Let’s write a (naive) implementation of the factorial function. Store it in fac.scm:
;; fac.scm (define (fac n) (if (<= n 1) 1 (* n (fac (- n 1)))))
Now, write a second file main.scm that uses our fac function. Normally this would be as simple as
(load "fac") (print (fac 30))
But I’d like to include some simple benchmark code, to see how well fac performs, interpreted vs compiled. I’m using the following code to call (fac 30) 100,000 times, and time the results.
;; main.scm (load "fac") (define *max-iterations* 100000) (define t1 (current-milliseconds)) (let loop ((i 0)) (unless (= i *max-iterations*) (fac 30) (loop (+ i 1)))) (define t2 (current-milliseconds)) (define seconds (/ (- t2 t1) 1000)) (printf "~a iterations in ~a seconds.~n" *max-iterations* seconds)
Interpreted, it takes a little more than two seconds on my machine:
$ csi -s main.scm 100000 iterations in 2.191 seconds.
We can do better than that.

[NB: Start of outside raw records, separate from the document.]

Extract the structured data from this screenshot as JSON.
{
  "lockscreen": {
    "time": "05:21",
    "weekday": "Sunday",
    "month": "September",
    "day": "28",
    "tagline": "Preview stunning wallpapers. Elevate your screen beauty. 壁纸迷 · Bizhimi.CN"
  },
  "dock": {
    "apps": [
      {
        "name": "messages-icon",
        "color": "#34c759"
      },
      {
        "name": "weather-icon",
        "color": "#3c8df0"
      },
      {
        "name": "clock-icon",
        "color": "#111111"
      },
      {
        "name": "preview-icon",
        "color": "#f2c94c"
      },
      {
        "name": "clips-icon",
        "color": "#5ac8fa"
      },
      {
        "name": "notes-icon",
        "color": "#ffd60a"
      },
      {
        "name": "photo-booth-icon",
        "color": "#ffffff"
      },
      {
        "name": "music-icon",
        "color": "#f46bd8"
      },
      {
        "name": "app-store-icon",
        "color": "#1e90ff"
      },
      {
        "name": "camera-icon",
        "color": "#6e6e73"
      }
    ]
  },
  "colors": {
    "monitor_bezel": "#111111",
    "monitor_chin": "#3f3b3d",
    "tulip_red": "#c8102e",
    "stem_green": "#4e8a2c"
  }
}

Let’s compile fac.scm and see if it makes a difference.
$ csc -s fac.scm # produces fac.so $ csi -s main.scm 100000 iterations in 0.326 seconds.
That’s right — we still run main.scm interpreted, but it now uses the *compiled* fac.scm, which makes execution much faster. ^_^
We could do a lot more with this, e.g. compile main.scm to an executable, etc, but I just wanted to demonstrate how easy it is to precompile libraries, with no change in code. (At least, not for simple cases like this… but that’s a different story.)